FWIW, my data usage has tripled since LTE became available here about 3 weeks ago. My way I use my phone has not. (I.E. I don't tether a ton now or watch a ton of videos - in fact if anything I tether less, although TBH I only tethered a few times a month when I was on 3G before LTE became available). Its just the pages load so much faster and I am able to respond so much faster in web-based apps with LTE that it allows me to basically be 3 times as productive in data usage compared to 3G. 

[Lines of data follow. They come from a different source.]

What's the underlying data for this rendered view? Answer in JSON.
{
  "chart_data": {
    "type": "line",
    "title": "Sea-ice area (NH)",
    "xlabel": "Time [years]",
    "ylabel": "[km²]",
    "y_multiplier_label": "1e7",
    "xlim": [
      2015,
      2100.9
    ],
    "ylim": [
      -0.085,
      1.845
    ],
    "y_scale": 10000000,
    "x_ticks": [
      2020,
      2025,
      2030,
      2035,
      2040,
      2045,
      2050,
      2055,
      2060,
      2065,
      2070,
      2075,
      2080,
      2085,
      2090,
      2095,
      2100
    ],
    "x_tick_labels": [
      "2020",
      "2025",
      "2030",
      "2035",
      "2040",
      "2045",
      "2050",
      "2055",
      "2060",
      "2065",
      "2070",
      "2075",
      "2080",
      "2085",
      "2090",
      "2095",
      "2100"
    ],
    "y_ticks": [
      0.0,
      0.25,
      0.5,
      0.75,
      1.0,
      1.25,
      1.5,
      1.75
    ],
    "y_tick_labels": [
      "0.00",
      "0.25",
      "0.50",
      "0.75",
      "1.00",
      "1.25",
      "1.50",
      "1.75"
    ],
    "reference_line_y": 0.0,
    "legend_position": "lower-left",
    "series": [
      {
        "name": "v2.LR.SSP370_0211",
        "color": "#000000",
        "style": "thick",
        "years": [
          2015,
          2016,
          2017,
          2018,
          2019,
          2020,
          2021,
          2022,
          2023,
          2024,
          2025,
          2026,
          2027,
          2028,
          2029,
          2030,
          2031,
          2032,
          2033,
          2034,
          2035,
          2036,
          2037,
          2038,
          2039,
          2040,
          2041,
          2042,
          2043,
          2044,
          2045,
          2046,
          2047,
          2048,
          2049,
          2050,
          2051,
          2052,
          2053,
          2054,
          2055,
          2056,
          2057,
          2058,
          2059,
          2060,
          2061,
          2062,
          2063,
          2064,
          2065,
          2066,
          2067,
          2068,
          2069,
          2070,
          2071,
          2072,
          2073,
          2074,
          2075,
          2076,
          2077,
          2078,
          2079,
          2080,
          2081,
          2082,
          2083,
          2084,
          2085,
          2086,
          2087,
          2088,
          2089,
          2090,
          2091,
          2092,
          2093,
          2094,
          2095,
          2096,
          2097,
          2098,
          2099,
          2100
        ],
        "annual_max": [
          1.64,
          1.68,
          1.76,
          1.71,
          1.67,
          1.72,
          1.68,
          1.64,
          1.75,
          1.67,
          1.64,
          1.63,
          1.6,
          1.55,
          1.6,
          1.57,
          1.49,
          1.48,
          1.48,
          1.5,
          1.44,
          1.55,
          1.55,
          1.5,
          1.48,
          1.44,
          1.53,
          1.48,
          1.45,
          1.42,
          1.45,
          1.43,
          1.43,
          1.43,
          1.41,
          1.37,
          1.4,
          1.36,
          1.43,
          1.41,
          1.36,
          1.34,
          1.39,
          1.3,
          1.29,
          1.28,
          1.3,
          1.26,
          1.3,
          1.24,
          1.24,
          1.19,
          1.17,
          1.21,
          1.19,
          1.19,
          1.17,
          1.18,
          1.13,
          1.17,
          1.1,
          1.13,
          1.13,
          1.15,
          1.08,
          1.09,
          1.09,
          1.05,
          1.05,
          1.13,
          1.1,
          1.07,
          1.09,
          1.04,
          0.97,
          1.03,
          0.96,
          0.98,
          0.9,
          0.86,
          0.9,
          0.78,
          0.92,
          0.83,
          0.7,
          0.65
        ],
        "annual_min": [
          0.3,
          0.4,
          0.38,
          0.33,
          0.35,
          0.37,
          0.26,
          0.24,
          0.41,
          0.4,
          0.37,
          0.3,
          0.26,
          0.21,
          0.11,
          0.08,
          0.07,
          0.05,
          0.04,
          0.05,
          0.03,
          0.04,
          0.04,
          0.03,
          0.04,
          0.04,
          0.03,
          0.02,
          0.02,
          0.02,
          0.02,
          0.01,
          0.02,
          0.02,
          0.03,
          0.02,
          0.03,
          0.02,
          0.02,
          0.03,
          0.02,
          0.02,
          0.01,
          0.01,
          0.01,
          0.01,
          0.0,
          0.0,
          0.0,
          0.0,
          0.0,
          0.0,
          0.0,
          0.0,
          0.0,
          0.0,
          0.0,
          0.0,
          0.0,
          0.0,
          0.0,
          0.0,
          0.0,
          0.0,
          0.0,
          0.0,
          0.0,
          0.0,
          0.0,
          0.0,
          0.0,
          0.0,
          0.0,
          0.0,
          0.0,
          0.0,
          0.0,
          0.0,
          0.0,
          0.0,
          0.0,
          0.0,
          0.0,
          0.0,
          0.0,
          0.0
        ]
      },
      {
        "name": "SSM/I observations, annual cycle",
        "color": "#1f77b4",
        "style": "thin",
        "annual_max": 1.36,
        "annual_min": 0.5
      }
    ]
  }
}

Unlimited here of course... I will tell you though with my old DX on 3G I would rarely hit over 2 GB a month even with light tethering and video usage and I was on it pretty regularly - I now regularly use around ~ 6 GB. Rough if I didn't have unlimited, and I feel I'm pretty conservative (not lots of video streaming, very little tethering, mostly just web browsing and tapatalk)


----------



## afmracer6 (Oct 3, 2011)

I average 6 gigs a month. I stream the Sirius app 6-8 hours a day . 
I bought my vzw gs3 on craigslist for $460. Its worth it for no data drama. Soon I will be month to mont and I will be the one in control. F U VERIZON
Sent from my SCH-I535 using RootzWiki


----------



## patt3k (Mar 28, 2012)

Unless you stream a lot a lot movies/youtube/high-def music it will eat a lot.. like I have 5 people on Share Everything Plan last month I even tethered for a while and we only used 6 out of 12 gigs on our plan


----------



## Mikefrostlpn (Jun 7, 2011)

You could always go online and check your usage

Sent from my SCH-I535 using RootzWiki


----------



## belber095 (Oct 12, 2011)

Mikefrostlpn said:


> You could always go online and check your usage
> 
> Sent from my SCH-I535 using RootzWiki


yeah I thought of that after making this thread. Thanks for the suggestion though!

tapatalkin'


----------